Torra asegura que, ahora más que nunca, es necesario agotar esta legislatura. Lo dice quien preside un Gobierno bloqueado, donde los grandes proyectos están paralizados y la amenaza de nuevos ERE como el de Nissan a las puertas de una nueva recesión ha evidenciado de nuevo la ausencia de una política industrial potente. Para colmo, en lugar de desautorizar a los radicales que cortan la frontera y desinflamar la situación --una de las condiciones que, según ha podido saber Crónica Global, puso el PSOE para recuperar el diálogo con Torra--, el presidente catalán justifica ese “derecho a la protesta” de quienes proclaman “independencia o barbarie” y que cuesta 15 millones de euros al día. Es lo que tiene recibir órdenes desde Waterloo, esto es, del fugado Carles Puigdemont, que te desconecta de la realidad.
Porque si el president saliera de su despacho y del radio de influencia de sus ideologizados asesores, se daría cuenta que esos encapuchados que quieren paralizar el país no lo representan, que no existe una mayoría que avale la táctica del vandalismo gratuito. Nada ayuda esa revolución de pacotilla a los presos políticos, y mucho menos, a la cohesión social y a la economía . Ni “el món ens mira” ni la geopolítica se ha visto alterada por esas barricadas. Eso sí, es justo elogiar el esfuerzo que ha hecho TV3 por encontrar a resignados conductores que justifiquen el bloqueo.
Torra, no obstante, dice que no renuncia al diálogo, siempre y cuando se hable de autodeterminación. Lo cual es oxímoron en sí mismo. Porque pone límites a una negociación que, por definición, implica renuncias por ambas partes. O buscar denominadores comunes, como refleja el acuerdo Sánchez-Iglesias donde, efectivamente, no hay concreciones y las soluciones al procés quedan relegadas a una novena posición. ¡Oh, sorpresa! A lo mejor las prioridades de los españoles, entre los que se incluyen los catalanes, pasan por un empleo digno, políticas sociales y combatir la España vaciada.

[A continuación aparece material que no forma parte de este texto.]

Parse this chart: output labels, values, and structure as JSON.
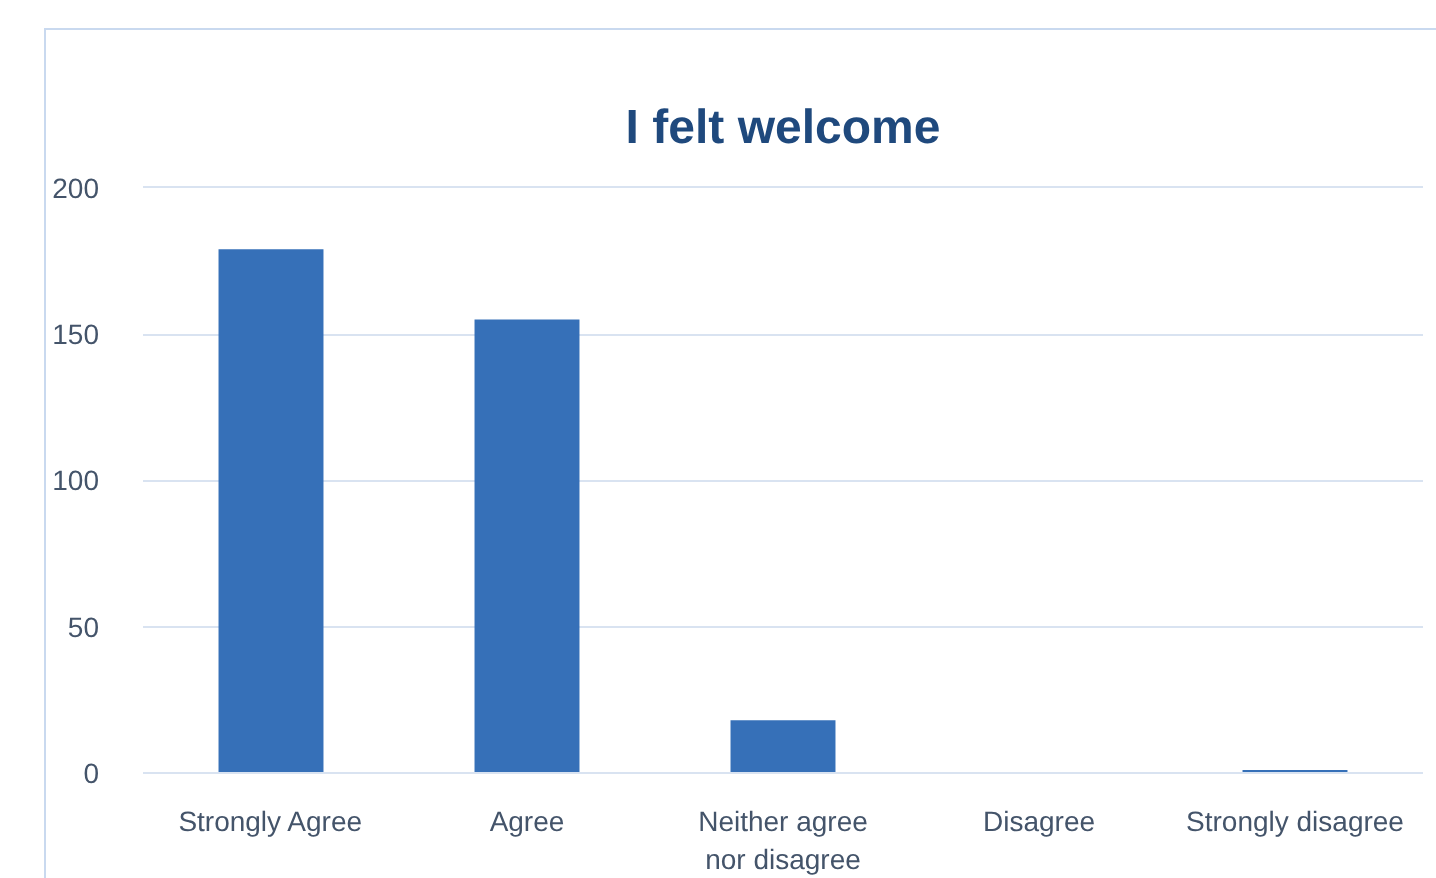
{
  "chart_data": {
    "type": "bar",
    "title": "I felt welcome",
    "categories": [
      "Strongly Agree",
      "Agree",
      "Neither agree nor disagree",
      "Disagree",
      "Strongly disagree"
    ],
    "values": [
      179,
      155,
      18,
      0,
      1
    ],
    "color": "#3670b8",
    "ylim": [
      0,
      200
    ],
    "yticks": [
      0,
      50,
      100,
      150,
      200
    ],
    "grid": "y"
  }
}
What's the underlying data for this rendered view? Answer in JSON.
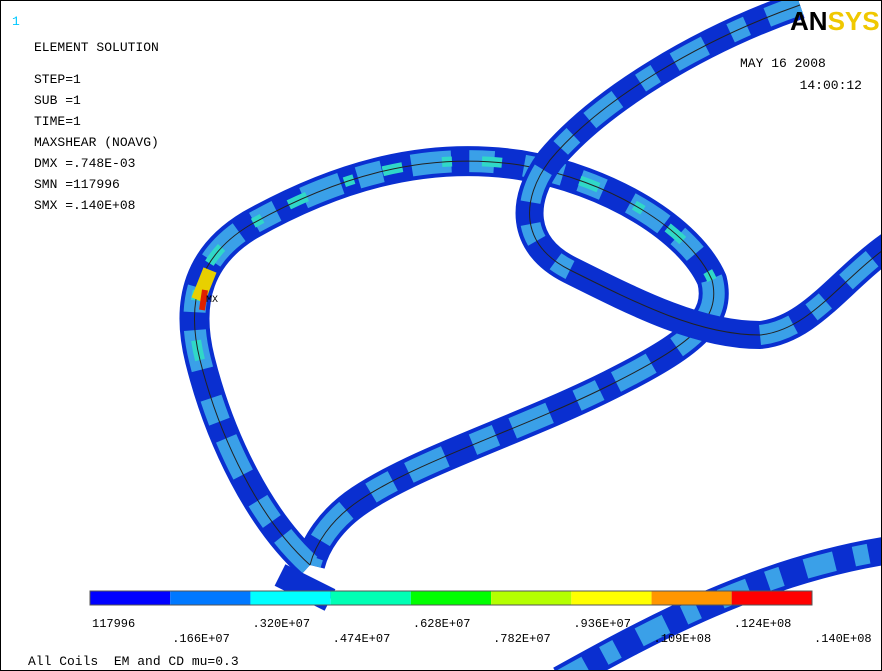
{
  "window_number": "1",
  "header": {
    "title": "ELEMENT SOLUTION",
    "lines": [
      "STEP=1",
      "SUB =1",
      "TIME=1",
      "MAXSHEAR (NOAVG)",
      "DMX =.748E-03",
      "SMN =117996",
      "SMX =.140E+08"
    ]
  },
  "date": "MAY 16 2008",
  "time": "14:00:12",
  "logo": {
    "dark": "AN",
    "light": "SYS"
  },
  "max_marker": "MX",
  "legend": {
    "colors": [
      "#0000ff",
      "#0078ff",
      "#00ffff",
      "#00ffb4",
      "#00ff00",
      "#b4ff00",
      "#ffff00",
      "#ff9600",
      "#ff0000"
    ],
    "labels": [
      "117996",
      ".166E+07",
      ".320E+07",
      ".474E+07",
      ".628E+07",
      ".782E+07",
      ".936E+07",
      ".109E+08",
      ".124E+08",
      ".140E+08"
    ]
  },
  "footer": "All Coils  EM and CD mu=0.3"
}
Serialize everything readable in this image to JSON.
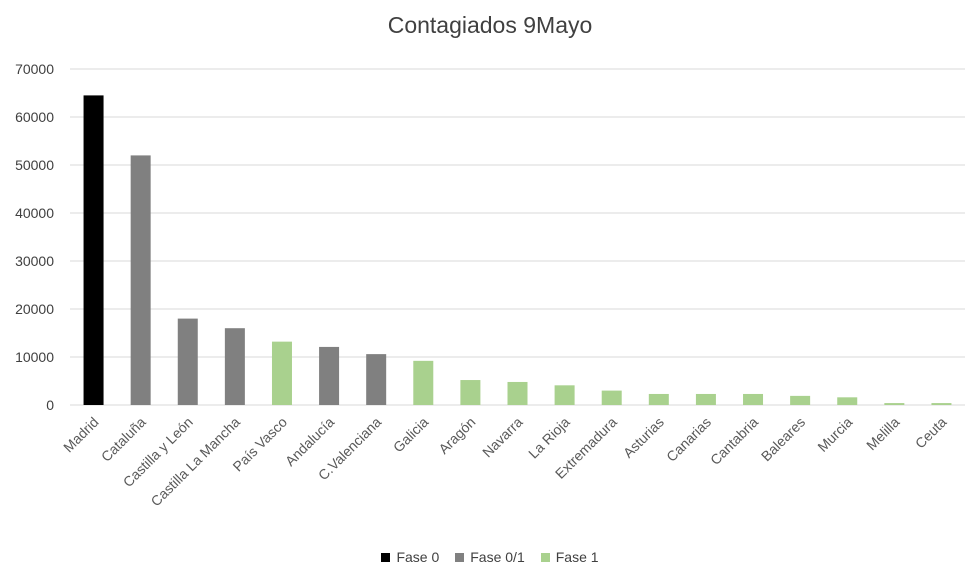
{
  "chart_data": {
    "type": "bar",
    "title": "Contagiados 9Mayo",
    "xlabel": "",
    "ylabel": "",
    "ylim": [
      0,
      70000
    ],
    "yticks": [
      0,
      10000,
      20000,
      30000,
      40000,
      50000,
      60000,
      70000
    ],
    "grid": true,
    "legend_position": "bottom",
    "categories": [
      "Madrid",
      "Cataluña",
      "Castilla y León",
      "Castilla La Mancha",
      "País Vasco",
      "Andalucía",
      "C.Valenciana",
      "Galicia",
      "Aragón",
      "Navarra",
      "La Rioja",
      "Extremadura",
      "Asturias",
      "Canarias",
      "Cantabria",
      "Baleares",
      "Murcia",
      "Melilla",
      "Ceuta"
    ],
    "values": [
      64500,
      52000,
      18000,
      16000,
      13200,
      12100,
      10600,
      9200,
      5200,
      4800,
      4100,
      3000,
      2300,
      2300,
      2300,
      1900,
      1600,
      400,
      400
    ],
    "phase": [
      "Fase 0",
      "Fase 0/1",
      "Fase 0/1",
      "Fase 0/1",
      "Fase 1",
      "Fase 0/1",
      "Fase 0/1",
      "Fase 1",
      "Fase 1",
      "Fase 1",
      "Fase 1",
      "Fase 1",
      "Fase 1",
      "Fase 1",
      "Fase 1",
      "Fase 1",
      "Fase 1",
      "Fase 1",
      "Fase 1"
    ],
    "legend": [
      {
        "name": "Fase 0",
        "color": "#000000"
      },
      {
        "name": "Fase 0/1",
        "color": "#808080"
      },
      {
        "name": "Fase 1",
        "color": "#a9d18e"
      }
    ]
  }
}
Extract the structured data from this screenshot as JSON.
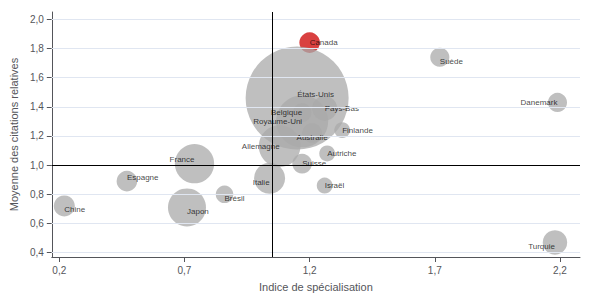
{
  "chart_data": {
    "type": "scatter",
    "xlabel": "Indice de spécialisation",
    "ylabel": "Moyenne des citations relatives",
    "names": [
      "Canada",
      "États-Unis",
      "Royaume-Uni",
      "Belgique",
      "Allemagne",
      "France",
      "Suisse",
      "Italie",
      "Pays-Bas",
      "Australie",
      "Finlande",
      "Autriche",
      "Suède",
      "Danemark",
      "Turquie",
      "Israël",
      "Espagne",
      "Japon",
      "Brésil",
      "Chine"
    ],
    "x": [
      1.2,
      1.15,
      1.17,
      1.17,
      1.08,
      0.74,
      1.17,
      1.04,
      1.26,
      1.21,
      1.33,
      1.27,
      1.72,
      2.19,
      2.18,
      1.26,
      0.47,
      0.71,
      0.86,
      0.22
    ],
    "y": [
      1.84,
      1.46,
      1.3,
      1.36,
      1.13,
      1.01,
      1.01,
      0.91,
      1.39,
      1.22,
      1.24,
      1.08,
      1.74,
      1.43,
      0.47,
      0.86,
      0.89,
      0.71,
      0.8,
      0.72
    ],
    "sizes": [
      220,
      5500,
      1400,
      180,
      900,
      800,
      200,
      500,
      320,
      200,
      130,
      130,
      190,
      190,
      310,
      130,
      220,
      750,
      160,
      230
    ],
    "colors": [
      "#cc0000",
      "#aaaaaa",
      "#aaaaaa",
      "#aaaaaa",
      "#aaaaaa",
      "#aaaaaa",
      "#aaaaaa",
      "#aaaaaa",
      "#aaaaaa",
      "#aaaaaa",
      "#aaaaaa",
      "#aaaaaa",
      "#aaaaaa",
      "#aaaaaa",
      "#aaaaaa",
      "#aaaaaa",
      "#aaaaaa",
      "#aaaaaa",
      "#aaaaaa",
      "#aaaaaa"
    ],
    "vline_x": 1.05,
    "hline_y": 1.0,
    "xlim": [
      0.17,
      2.28
    ],
    "ylim": [
      0.37,
      2.05
    ],
    "xticks": [
      {
        "value": 0.2,
        "label": "0,2"
      },
      {
        "value": 0.7,
        "label": "0,7"
      },
      {
        "value": 1.2,
        "label": "1,2"
      },
      {
        "value": 1.7,
        "label": "1,7"
      },
      {
        "value": 2.2,
        "label": "2,2"
      }
    ],
    "yticks": [
      {
        "value": 0.4,
        "label": "0,4"
      },
      {
        "value": 0.6,
        "label": "0,6"
      },
      {
        "value": 0.8,
        "label": "0,8"
      },
      {
        "value": 1.0,
        "label": "1,0"
      },
      {
        "value": 1.2,
        "label": "1,2"
      },
      {
        "value": 1.4,
        "label": "1,4"
      },
      {
        "value": 1.6,
        "label": "1,6"
      },
      {
        "value": 1.8,
        "label": "1,8"
      },
      {
        "value": 2.0,
        "label": "2,0"
      }
    ],
    "grid": "y"
  }
}
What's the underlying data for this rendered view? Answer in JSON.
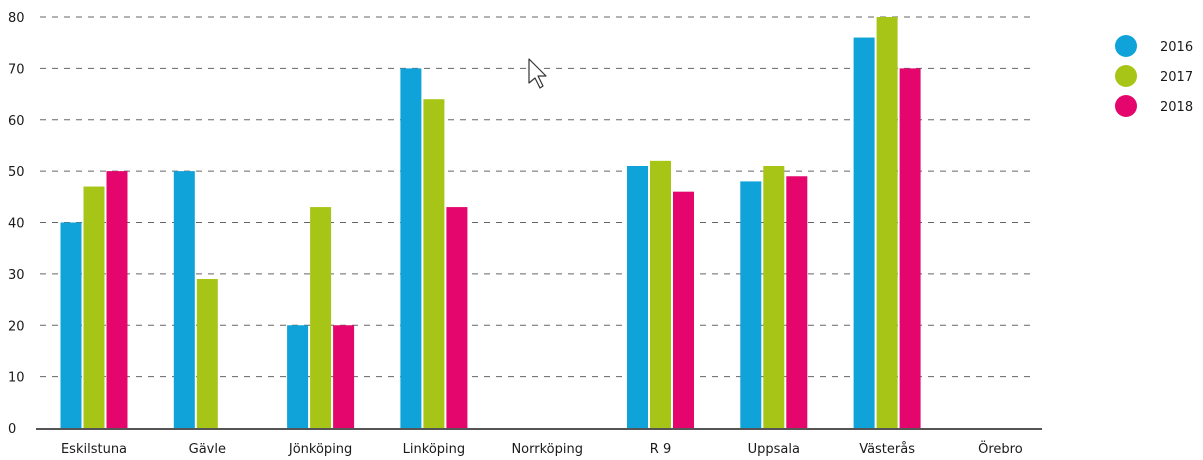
{
  "chart_data": {
    "type": "bar",
    "title": "",
    "xlabel": "",
    "ylabel": "",
    "ylim": [
      0,
      80
    ],
    "yticks": [
      0,
      10,
      20,
      30,
      40,
      50,
      60,
      70,
      80
    ],
    "grid": true,
    "legend_position": "top-right",
    "categories": [
      "Eskilstuna",
      "Gävle",
      "Jönköping",
      "Linköping",
      "Norrköping",
      "R 9",
      "Uppsala",
      "Västerås",
      "Örebro"
    ],
    "series": [
      {
        "name": "2016",
        "color": "#0fa3da",
        "values": [
          40,
          50,
          20,
          70,
          null,
          51,
          48,
          76,
          null
        ]
      },
      {
        "name": "2017",
        "color": "#a7c516",
        "values": [
          47,
          29,
          43,
          64,
          null,
          52,
          51,
          80,
          null
        ]
      },
      {
        "name": "2018",
        "color": "#e4066c",
        "values": [
          50,
          null,
          20,
          43,
          null,
          46,
          49,
          70,
          null
        ]
      }
    ]
  },
  "cursor_icon": "mouse-pointer-icon"
}
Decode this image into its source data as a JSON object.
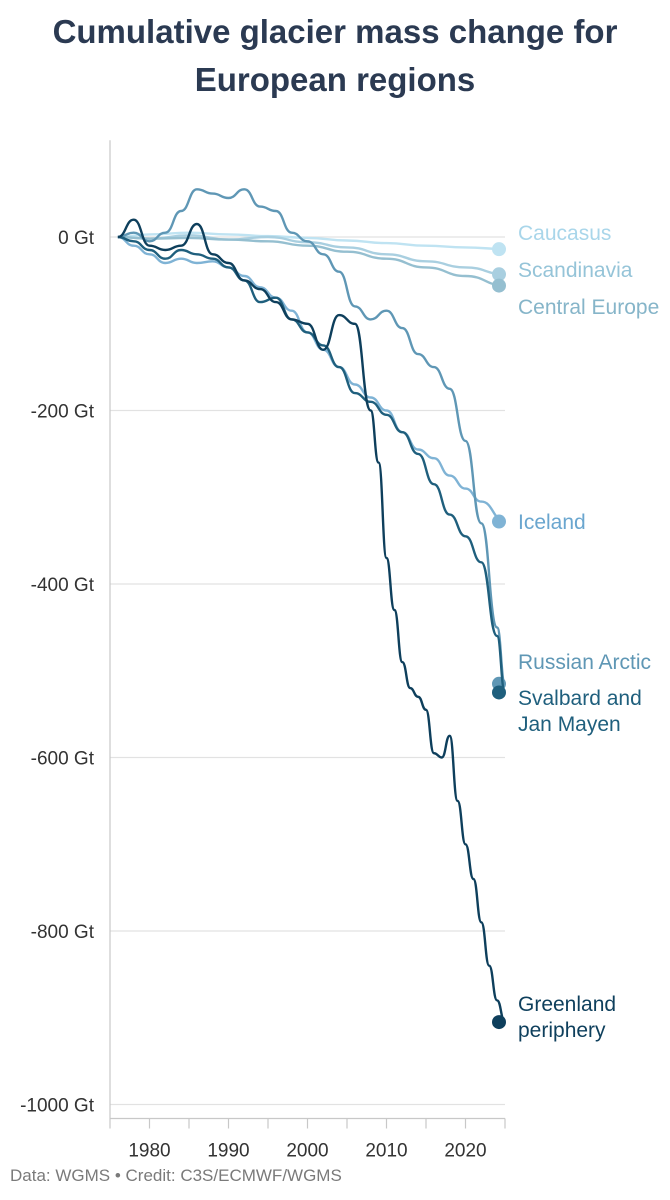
{
  "chart_data": {
    "type": "line",
    "title": "Cumulative glacier mass change for European regions",
    "xlabel": "",
    "ylabel": "",
    "xlim": [
      1975,
      2025
    ],
    "ylim": [
      -1000,
      100
    ],
    "x_ticks": [
      1980,
      1990,
      2000,
      2010,
      2020
    ],
    "y_ticks": [
      0,
      -200,
      -400,
      -600,
      -800,
      -1000
    ],
    "y_tick_labels": [
      "0 Gt",
      "-200 Gt",
      "-400 Gt",
      "-600 Gt",
      "-800 Gt",
      "-1000 Gt"
    ],
    "grid": "horizontal",
    "legend": "direct labels at line ends",
    "series": [
      {
        "name": "Caucasus",
        "color": "#bfe3f2",
        "x": [
          1976,
          1980,
          1985,
          1990,
          1995,
          2000,
          2005,
          2010,
          2015,
          2020,
          2025
        ],
        "y": [
          0,
          3,
          5,
          3,
          1,
          -1,
          -4,
          -7,
          -10,
          -12,
          -14
        ]
      },
      {
        "name": "Scandinavia",
        "color": "#a9cfe0",
        "x": [
          1976,
          1980,
          1985,
          1990,
          1995,
          2000,
          2005,
          2010,
          2015,
          2020,
          2025
        ],
        "y": [
          0,
          -2,
          2,
          -3,
          0,
          -6,
          -12,
          -20,
          -28,
          -35,
          -43
        ]
      },
      {
        "name": "Central Europe",
        "color": "#95bfd0",
        "x": [
          1976,
          1980,
          1985,
          1990,
          1995,
          2000,
          2005,
          2010,
          2015,
          2020,
          2025
        ],
        "y": [
          0,
          -2,
          -1,
          -3,
          -5,
          -10,
          -17,
          -25,
          -35,
          -45,
          -56
        ]
      },
      {
        "name": "Iceland",
        "color": "#7fb3d5",
        "x": [
          1976,
          1978,
          1980,
          1982,
          1984,
          1986,
          1988,
          1990,
          1992,
          1994,
          1996,
          1998,
          2000,
          2002,
          2004,
          2006,
          2008,
          2010,
          2012,
          2014,
          2016,
          2018,
          2020,
          2022,
          2025
        ],
        "y": [
          0,
          -10,
          -20,
          -30,
          -25,
          -30,
          -28,
          -35,
          -45,
          -58,
          -70,
          -85,
          -110,
          -130,
          -150,
          -170,
          -185,
          -200,
          -225,
          -245,
          -255,
          -275,
          -290,
          -305,
          -328
        ]
      },
      {
        "name": "Russian Arctic",
        "color": "#5f97b5",
        "x": [
          1976,
          1978,
          1980,
          1982,
          1984,
          1986,
          1988,
          1990,
          1992,
          1994,
          1996,
          1998,
          2000,
          2002,
          2004,
          2006,
          2008,
          2010,
          2012,
          2014,
          2016,
          2018,
          2020,
          2022,
          2024,
          2025
        ],
        "y": [
          0,
          5,
          -5,
          5,
          30,
          55,
          50,
          45,
          55,
          35,
          30,
          5,
          -5,
          -20,
          -40,
          -80,
          -95,
          -85,
          -105,
          -135,
          -150,
          -175,
          -235,
          -330,
          -450,
          -515
        ]
      },
      {
        "name": "Svalbard and Jan Mayen",
        "color": "#1f5f7d",
        "x": [
          1976,
          1978,
          1980,
          1982,
          1984,
          1986,
          1988,
          1990,
          1992,
          1994,
          1996,
          1998,
          2000,
          2002,
          2004,
          2006,
          2008,
          2010,
          2012,
          2014,
          2016,
          2018,
          2020,
          2022,
          2024,
          2025
        ],
        "y": [
          0,
          -5,
          -15,
          -25,
          -15,
          -20,
          -25,
          -35,
          -50,
          -75,
          -70,
          -95,
          -110,
          -125,
          -150,
          -180,
          -190,
          -205,
          -225,
          -250,
          -285,
          -320,
          -345,
          -375,
          -460,
          -525
        ]
      },
      {
        "name": "Greenland periphery",
        "color": "#0e3f5c",
        "x": [
          1976,
          1978,
          1980,
          1982,
          1984,
          1986,
          1988,
          1990,
          1992,
          1994,
          1996,
          1998,
          2000,
          2002,
          2004,
          2006,
          2008,
          2009,
          2010,
          2011,
          2012,
          2013,
          2014,
          2015,
          2016,
          2017,
          2018,
          2019,
          2020,
          2021,
          2022,
          2023,
          2024,
          2025
        ],
        "y": [
          0,
          20,
          -10,
          -15,
          -10,
          15,
          -20,
          -30,
          -50,
          -60,
          -75,
          -95,
          -100,
          -130,
          -90,
          -100,
          -200,
          -260,
          -370,
          -430,
          -490,
          -520,
          -530,
          -545,
          -595,
          -600,
          -575,
          -650,
          -700,
          -740,
          -790,
          -840,
          -880,
          -905
        ]
      }
    ]
  },
  "title": "Cumulative glacier mass change for European regions",
  "title_line1": "Cumulative glacier mass change for",
  "title_line2": "European regions",
  "label_lines": {
    "Caucasus": [
      "Caucasus"
    ],
    "Scandinavia": [
      "Scandinavia"
    ],
    "Central Europe": [
      "Central Europe"
    ],
    "Iceland": [
      "Iceland"
    ],
    "Russian Arctic": [
      "Russian Arctic"
    ],
    "Svalbard and Jan Mayen": [
      "Svalbard and",
      "Jan Mayen"
    ],
    "Greenland periphery": [
      "Greenland",
      "periphery"
    ]
  },
  "credit": "Data: WGMS • Credit: C3S/ECMWF/WGMS"
}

A día de hoy, los neoconvergentes no han aclarado en qué están dispuestos a ceder para recuperar el diálogo institucional. Ni siquiera han hecho autocrítica de estos siete años de procesismo que inauguró Artur Mas en 2012 --el año en que los votos de CiU y PP permitieron aprobar la reforma laboral de Mariano Rajoy tras pactar dos presupuestos en Cataluña-- y que, lo quiera o no, Torra debe finiquitar convocando elecciones.
Cataluña necesita pasar página y abrirse a nuevas mayorías y alianzas. Si, por primera vez en España, vamos a asistir a un Gobierno de coalición, no es descabellado pensar que el tiempo de la unilateralidad y el enfrentamiento ya ha pasado. Y también, el del autoengaño que supone situar la legitimidad --¿de quién?, ¿de qué?-- por encima de la legalidad.